Tuesday, January 27, 2015

Some Thoughts on Chait PC Piece

Twitter is predictably a-twitter with Jonathan Chait's latest in New York magazine on the scourge of political correctness.

It's an okay piece, as far as it goes. To generalize social media reaction: the Right is embracing it, the Left is annoyed. My reaction is: 4,700 words, really?

Chait conflates the censorious atmosphere and decisionmaking on many college campuses with the hyperbolic outrage that thrives in social media. He throws a lot of words trying to make them the same similar, but they're not.

Mute buttons, unfollows, blocks--these are all effective, defensive weapons at the disposal of any would-be commentator on social media. Yes, yes, the Left gets in a tizzy with trigger warnings (which are fine, generally, but can be taken well beyond their practical utility) and oversensitivity to comments about sexual, gender, ethnic or other differences. Sometimes they're justified, sometimes they just need to chill out. This is all true.

But say something about abortion rights or guns or God or whatever, and the Right does the same thing.

Self-righteous indignation about core values that others don't share is just how this whole social media thing works. It is at once the most democratic space and freest marketplace of ideas available. And it's extraordinarily messy.

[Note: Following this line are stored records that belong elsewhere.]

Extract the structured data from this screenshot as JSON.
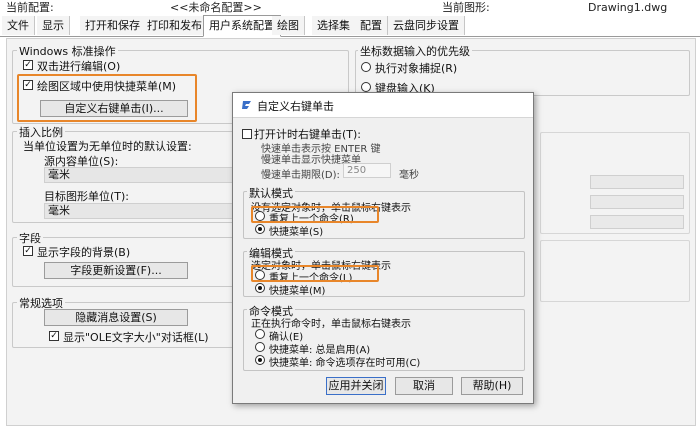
{
  "header": {
    "config_label": "当前配置:",
    "config_value": "<<未命名配置>>",
    "drawing_label": "当前图形:",
    "drawing_value": "Drawing1.dwg"
  },
  "tabs": [
    "文件",
    "显示",
    "打开和保存",
    "打印和发布",
    "用户系统配置",
    "绘图",
    "选择集",
    "配置",
    "云盘同步设置"
  ],
  "active_tab": "用户系统配置",
  "windows_group": {
    "title": "Windows 标准操作",
    "dblclick_edit": "双击进行编辑(O)",
    "dblclick_checked": true,
    "shortcut_menu": "绘图区域中使用快捷菜单(M)",
    "shortcut_checked": true,
    "customize_button": "自定义右键单击(I)..."
  },
  "insert_group": {
    "title": "插入比例",
    "desc": "当单位设置为无单位时的默认设置:",
    "source_label": "源内容单位(S):",
    "source_value": "毫米",
    "target_label": "目标图形单位(T):",
    "target_value": "毫米"
  },
  "field_group": {
    "title": "字段",
    "show_bg": "显示字段的背景(B)",
    "show_bg_checked": true,
    "update_button": "字段更新设置(F)..."
  },
  "general_group": {
    "title": "常规选项",
    "hidden_msg_button": "隐藏消息设置(S)",
    "ole_label": "显示\"OLE文字大小\"对话框(L)",
    "ole_checked": true
  },
  "coord_group": {
    "title": "坐标数据输入的优先级",
    "opt1": "执行对象捕捉(R)",
    "opt2": "键盘输入(K)"
  },
  "dialog": {
    "title": "自定义右键单击",
    "timed_check": "打开计时右键单击(T):",
    "timed_checked": false,
    "quick_click": "快速单击表示按 ENTER 键",
    "slow_click": "慢速单击显示快捷菜单",
    "slow_duration_label": "慢速单击期限(D):",
    "slow_duration_value": "250",
    "ms_unit": "毫秒",
    "default_mode": {
      "title": "默认模式",
      "desc": "没有选定对象时，单击鼠标右键表示",
      "opt_repeat": "重复上一个命令(R)",
      "opt_menu": "快捷菜单(S)",
      "selected": "menu"
    },
    "edit_mode": {
      "title": "编辑模式",
      "desc": "选定对象时，单击鼠标右键表示",
      "opt_repeat": "重复上一个命令(L)",
      "opt_menu": "快捷菜单(M)",
      "selected": "menu"
    },
    "command_mode": {
      "title": "命令模式",
      "desc": "正在执行命令时，单击鼠标右键表示",
      "opt_confirm": "确认(E)",
      "opt_menu_always": "快捷菜单: 总是启用(A)",
      "opt_menu_options": "快捷菜单: 命令选项存在时可用(C)",
      "selected": "menu_options"
    },
    "apply_button": "应用并关闭",
    "cancel_button": "取消",
    "help_button": "帮助(H)"
  },
  "colors": {
    "highlight": "#e8862a",
    "logo": "#3a6fc8"
  }
}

Colleges that allow threats and intimidation of those who speak freely are curbing speech and they should be held accountable, but the general state of how colleges are run--from speech codes to rape investigations to how they invest their endowments--is a broader topic that I can't wade into here. Suffice it to say, caving to pressure to cancel a guest lecture is not a threat to free speech, broadly defined, and shouldn't be counted in the same category.

I assume some on the Right are embracing Chait's piece because they feel attacked and defensive about what they say and don't like being shouted down.

I could not care less.

The possibility of getting shouted-down is the one surviving, legitimate cost of coming into the public forum. So long as opponents are not banning books and using the government to silence or intimidate people--or tolerating violence or criminal harassment--it's their right. Indeed, the voting-with-your-feet/wallet is the entire premise of social interaction that libertarians say should guide the various decisions one makes in one's life. Don't like it? Turn it off!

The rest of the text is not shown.